Neuer Wehrdienst-Fragebogen entfacht Debatte über mögliche Pflicht für 18-Jährige
Adem SeidelMilitärberater bei der Einberufung: 'Eltern' Sorge wächst - Neuer Wehrdienst-Fragebogen entfacht Debatte über mögliche Pflicht für 18-Jährige
Deutschland hat ein neues System eingeführt, das alle 18-Jährigen verpflichtet, einen Fragebogen zum Wehrdienst auszufüllen. Zwar gibt es derzeit keine allgemeine Wehrpflicht, doch die Maßnahme hat eine erneute Debatte über die militärische Teilnahme entfacht. Viele sind unsicher, ob sie im Kriegsfall dienen würden – die Anträge auf Kriegsdienstverweigerung steigen seit Jahren deutlich an.
Die Evangelische Kirche in Mitteldeutschland (EKM) bietet nun Beratungen für diejenigen an, die mit dieser Entscheidung hadern. Sowohl Familien als auch Reservisten äußern angesichts der jüngsten geopolitischen Spannungen Bedenken über mögliche Konflikte.
Die aktuelle Gesetzgebung sieht vor, dass jeder junge Mann und jede junge Frau mit Vollendung des 18. Lebensjahres einen Fragebogen erhält, der ihre Eignung und Bereitschaft zum Wehrdienst prüft. Zwar schaffte Deutschland 2011 die allgemeine Wehrpflicht ab, doch behält sich die Regierung vor, bei unzureichender freiwilliger Rekrutierung eine "bedarfsorientierte Wehrpflicht" wieder einzuführen. Diese rechtliche Flexibilität lässt viele fragen, ob sie eines Tages eingezogen werden könnten.
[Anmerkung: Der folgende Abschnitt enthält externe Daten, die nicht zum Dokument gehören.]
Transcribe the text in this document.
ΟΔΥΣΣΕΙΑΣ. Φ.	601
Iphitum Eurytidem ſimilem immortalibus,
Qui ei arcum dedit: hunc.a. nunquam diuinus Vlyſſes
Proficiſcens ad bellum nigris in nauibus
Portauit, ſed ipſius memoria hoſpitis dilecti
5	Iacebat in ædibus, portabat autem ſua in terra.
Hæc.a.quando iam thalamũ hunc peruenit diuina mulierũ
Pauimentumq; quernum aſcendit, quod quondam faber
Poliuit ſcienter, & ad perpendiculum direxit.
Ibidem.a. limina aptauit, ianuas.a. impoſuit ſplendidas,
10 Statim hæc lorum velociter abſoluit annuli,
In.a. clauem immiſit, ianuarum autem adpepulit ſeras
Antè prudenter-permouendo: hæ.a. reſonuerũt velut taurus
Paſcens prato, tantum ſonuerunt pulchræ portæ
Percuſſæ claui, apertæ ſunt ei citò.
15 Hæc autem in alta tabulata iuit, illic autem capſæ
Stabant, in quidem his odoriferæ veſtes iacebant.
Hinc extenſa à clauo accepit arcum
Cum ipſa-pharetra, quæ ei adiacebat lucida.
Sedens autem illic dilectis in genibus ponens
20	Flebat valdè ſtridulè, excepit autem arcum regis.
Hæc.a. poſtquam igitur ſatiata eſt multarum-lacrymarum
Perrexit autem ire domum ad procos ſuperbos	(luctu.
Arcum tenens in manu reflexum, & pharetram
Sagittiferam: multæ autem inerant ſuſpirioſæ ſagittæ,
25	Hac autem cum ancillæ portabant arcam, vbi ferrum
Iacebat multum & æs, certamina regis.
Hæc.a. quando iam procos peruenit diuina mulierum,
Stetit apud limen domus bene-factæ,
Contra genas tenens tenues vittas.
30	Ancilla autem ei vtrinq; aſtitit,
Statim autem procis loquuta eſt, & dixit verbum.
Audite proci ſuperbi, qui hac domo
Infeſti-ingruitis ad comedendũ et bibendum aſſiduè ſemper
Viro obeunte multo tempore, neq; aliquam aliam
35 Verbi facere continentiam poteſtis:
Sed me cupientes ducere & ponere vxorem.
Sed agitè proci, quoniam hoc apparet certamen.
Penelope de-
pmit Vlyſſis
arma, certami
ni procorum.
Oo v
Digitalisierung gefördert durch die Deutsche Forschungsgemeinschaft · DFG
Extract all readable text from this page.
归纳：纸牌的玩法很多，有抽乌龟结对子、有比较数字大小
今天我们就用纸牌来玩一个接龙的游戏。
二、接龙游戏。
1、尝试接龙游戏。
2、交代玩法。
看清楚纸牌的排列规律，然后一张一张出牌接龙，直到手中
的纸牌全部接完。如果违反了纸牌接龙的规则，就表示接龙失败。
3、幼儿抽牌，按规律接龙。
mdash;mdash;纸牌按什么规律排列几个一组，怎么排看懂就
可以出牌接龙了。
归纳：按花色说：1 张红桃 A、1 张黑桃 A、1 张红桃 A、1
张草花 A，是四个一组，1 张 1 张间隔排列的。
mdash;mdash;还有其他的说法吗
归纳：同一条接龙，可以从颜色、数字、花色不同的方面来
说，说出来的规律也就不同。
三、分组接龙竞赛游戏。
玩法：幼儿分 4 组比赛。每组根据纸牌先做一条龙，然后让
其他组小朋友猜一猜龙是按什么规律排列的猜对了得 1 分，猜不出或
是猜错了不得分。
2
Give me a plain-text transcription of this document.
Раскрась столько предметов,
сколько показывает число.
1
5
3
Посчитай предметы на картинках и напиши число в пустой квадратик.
Die Anträge auf Anerkennung als Kriegsdienstverweigerer sind stark gestiegen: 2.830 wurden 2025 bewilligt, weitere 1.035 bis Ende Februar dieses Jahres. Nach deutschem Recht können Personen den Wehrdienst aus moralischen oder ethischen Gründen verweigern, doch das Verfahren erfordert eine formelle Anerkennung. Die Beratungsangebote der EKM sollen Betroffene in ihrer Entscheidung unterstützen und spiegeln die gesellschaftliche Verunsicherung wider.
Die öffentliche Meinung zum Wehrdienst bleibt tief gespalten. Das chaotische Abziehen aus Afghanistan 2021 untergrub das Vertrauen in militärische Auslandseinsätze, während Russlands Vorgehen seit 2022 die Sicherheitsbedenken verschärft hat. Manche lehnen jede Form der Wehrpflicht ab und verweisen auf frühere militärische Fehlschläge, andere halten sie angesichts neuer Bedrohungen für notwendig. Der jüngste Angriff auf den Iran hat die Sorgen weiter verstärkt – Reservisten suchen Klarheit über mögliche künftige Einsätze.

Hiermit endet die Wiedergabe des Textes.